As reported by Techspot,

In context: The rollout of iOS 14 has been pretty messy. Mobile operating systems, in general, get released with several bugs. Still, Apple’s latest iteration has had several very annoying problems for users ranging from continuously resetting the default mail app to draining batteries rapidly while not in use.

A few days ago, MacRumors reported that many iPhone 12 users were complaining of a bug in Apple’s native SMS app Messages. Users said that some incoming texts were occasionally dropped in single and group conversations and that notifications of new texts were not pushing through.

Initial reports seemed to indicate the problem was isolated to the iPhone 12 and the Messages app only, but that does not seem to be the case. Numerous complaints have rolled into Apple’s support forum from users experiencing the bug on any iPhone model updated to iOS 14. It also appears to be present in other apps, including Signal and WhatsApp. So it appears to be a glitch in iOS 14 rather than just the iPhone 12 or the Messages app.

As of this writing, more than 5,600 users have flooded Apple with the same issue.

Many have attempted various remedies, both on their own and at the advice of Apple Support.
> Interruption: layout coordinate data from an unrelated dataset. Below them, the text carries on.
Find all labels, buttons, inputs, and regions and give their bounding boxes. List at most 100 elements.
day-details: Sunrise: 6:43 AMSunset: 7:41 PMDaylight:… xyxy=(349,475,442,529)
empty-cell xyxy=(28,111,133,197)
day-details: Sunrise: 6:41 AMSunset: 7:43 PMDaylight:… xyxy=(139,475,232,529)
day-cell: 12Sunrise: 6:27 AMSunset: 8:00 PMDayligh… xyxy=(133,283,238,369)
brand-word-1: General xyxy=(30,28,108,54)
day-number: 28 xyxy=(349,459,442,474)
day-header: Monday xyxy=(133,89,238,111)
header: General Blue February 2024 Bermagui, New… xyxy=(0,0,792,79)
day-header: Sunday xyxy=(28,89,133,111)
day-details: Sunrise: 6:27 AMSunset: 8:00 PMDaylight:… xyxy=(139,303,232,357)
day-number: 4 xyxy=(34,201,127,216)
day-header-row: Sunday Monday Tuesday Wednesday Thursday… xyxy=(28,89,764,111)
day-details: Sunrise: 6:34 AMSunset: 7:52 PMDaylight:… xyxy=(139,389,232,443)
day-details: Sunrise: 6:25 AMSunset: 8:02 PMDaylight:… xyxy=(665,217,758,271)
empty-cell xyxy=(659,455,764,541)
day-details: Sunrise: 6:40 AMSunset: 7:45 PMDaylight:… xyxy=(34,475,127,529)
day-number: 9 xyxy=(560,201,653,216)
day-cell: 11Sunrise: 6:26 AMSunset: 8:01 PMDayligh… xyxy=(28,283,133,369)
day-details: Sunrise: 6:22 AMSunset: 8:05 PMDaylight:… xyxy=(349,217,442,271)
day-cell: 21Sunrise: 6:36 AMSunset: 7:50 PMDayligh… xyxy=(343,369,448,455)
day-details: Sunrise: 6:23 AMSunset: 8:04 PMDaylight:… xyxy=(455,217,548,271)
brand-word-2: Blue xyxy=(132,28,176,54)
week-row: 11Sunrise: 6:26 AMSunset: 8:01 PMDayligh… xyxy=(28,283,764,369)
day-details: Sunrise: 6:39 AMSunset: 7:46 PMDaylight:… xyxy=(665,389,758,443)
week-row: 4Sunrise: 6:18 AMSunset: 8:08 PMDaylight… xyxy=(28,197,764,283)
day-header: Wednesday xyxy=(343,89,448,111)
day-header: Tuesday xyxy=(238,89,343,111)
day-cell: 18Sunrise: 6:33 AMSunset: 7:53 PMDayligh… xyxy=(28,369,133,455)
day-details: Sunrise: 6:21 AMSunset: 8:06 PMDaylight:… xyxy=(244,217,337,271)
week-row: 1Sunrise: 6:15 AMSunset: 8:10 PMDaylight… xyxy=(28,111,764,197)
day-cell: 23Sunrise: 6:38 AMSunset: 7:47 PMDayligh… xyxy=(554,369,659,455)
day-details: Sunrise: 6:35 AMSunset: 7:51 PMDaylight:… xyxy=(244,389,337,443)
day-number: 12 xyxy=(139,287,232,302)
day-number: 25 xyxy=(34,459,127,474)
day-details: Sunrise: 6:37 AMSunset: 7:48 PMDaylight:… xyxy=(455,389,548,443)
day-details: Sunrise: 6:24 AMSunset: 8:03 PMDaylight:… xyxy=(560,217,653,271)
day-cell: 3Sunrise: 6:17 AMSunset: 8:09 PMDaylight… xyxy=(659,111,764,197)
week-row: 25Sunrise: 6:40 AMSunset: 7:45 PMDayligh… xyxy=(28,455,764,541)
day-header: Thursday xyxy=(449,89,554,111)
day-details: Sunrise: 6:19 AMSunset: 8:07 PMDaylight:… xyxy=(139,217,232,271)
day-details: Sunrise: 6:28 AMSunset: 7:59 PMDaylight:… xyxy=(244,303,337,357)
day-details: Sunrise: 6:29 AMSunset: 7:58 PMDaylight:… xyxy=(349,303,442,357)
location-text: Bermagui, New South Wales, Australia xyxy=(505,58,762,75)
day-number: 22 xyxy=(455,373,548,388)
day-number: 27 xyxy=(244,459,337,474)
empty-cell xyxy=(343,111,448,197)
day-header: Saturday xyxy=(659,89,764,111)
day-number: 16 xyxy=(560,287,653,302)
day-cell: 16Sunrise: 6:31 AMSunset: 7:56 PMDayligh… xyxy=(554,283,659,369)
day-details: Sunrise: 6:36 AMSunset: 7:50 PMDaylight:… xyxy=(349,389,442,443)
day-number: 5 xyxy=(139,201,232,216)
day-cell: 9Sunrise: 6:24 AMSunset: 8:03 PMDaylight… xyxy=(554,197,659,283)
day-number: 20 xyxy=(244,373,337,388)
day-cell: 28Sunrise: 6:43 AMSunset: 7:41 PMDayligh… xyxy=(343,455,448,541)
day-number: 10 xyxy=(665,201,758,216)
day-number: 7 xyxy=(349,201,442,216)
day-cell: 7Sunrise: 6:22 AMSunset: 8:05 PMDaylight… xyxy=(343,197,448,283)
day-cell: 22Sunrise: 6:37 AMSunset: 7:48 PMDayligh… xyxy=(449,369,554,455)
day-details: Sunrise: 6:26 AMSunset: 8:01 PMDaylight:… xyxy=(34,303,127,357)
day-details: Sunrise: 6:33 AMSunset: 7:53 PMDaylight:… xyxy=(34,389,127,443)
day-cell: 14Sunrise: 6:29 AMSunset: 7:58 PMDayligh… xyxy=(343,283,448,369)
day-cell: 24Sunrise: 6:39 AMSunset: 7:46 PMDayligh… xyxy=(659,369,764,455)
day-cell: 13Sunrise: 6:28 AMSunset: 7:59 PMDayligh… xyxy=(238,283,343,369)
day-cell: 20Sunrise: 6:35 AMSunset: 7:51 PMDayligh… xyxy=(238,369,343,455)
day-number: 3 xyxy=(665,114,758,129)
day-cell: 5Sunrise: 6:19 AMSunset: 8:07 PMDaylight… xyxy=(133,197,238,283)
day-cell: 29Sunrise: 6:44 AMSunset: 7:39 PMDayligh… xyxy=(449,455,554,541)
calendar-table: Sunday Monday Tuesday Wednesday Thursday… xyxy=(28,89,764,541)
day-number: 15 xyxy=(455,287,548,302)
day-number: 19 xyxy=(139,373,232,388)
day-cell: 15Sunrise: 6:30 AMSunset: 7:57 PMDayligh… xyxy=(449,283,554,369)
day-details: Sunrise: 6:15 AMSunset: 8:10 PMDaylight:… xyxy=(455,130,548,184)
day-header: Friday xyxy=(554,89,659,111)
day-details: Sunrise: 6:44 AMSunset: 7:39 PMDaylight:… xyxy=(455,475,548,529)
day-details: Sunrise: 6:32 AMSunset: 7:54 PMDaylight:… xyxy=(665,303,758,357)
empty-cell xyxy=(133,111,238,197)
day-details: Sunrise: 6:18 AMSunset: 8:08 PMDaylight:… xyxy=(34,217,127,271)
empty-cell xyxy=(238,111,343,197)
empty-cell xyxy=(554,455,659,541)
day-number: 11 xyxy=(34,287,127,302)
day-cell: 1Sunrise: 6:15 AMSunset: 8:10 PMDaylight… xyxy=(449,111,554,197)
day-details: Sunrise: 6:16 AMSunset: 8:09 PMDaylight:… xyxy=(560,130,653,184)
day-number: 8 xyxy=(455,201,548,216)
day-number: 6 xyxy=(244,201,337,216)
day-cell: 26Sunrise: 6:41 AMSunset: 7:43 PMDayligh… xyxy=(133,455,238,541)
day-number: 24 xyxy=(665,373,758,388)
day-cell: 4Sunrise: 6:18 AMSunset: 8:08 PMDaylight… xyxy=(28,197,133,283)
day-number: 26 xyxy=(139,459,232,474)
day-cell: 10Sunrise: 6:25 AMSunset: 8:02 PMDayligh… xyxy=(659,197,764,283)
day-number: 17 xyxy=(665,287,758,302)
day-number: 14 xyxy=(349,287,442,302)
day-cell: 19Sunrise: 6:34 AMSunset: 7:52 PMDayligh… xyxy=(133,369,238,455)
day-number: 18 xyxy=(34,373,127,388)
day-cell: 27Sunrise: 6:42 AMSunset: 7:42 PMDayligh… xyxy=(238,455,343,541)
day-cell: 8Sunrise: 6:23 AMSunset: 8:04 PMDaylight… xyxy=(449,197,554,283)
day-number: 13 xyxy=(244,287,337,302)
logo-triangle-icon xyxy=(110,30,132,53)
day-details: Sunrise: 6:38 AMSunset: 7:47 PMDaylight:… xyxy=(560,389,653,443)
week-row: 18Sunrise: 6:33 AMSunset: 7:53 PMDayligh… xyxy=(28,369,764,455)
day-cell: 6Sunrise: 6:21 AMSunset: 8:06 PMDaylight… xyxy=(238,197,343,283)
Users have tried restarting the device, completely resetting it, and changing settings on other Apple devices that can receive messages through iCloud, but nothing has worked.

So far, Apple has remained pubically quiet regarding the bug. However, support techs have told users individually that “the engineering team wanted to replicate the issue and then run diagnostics.” So it does appear that Apple is aware of the situation, but it is unclear how long developers will take to come up with a solution.

MacRumors notes that updating to iOS version 14.2.1 did fix some earlier reported MMS messaging issues, but the SMS bug appears unrelated. Insiders have had iOS 14.3 for a while now but said the problem is present in the beta. So it might not get a fix in the next update, which rolls out in a few days.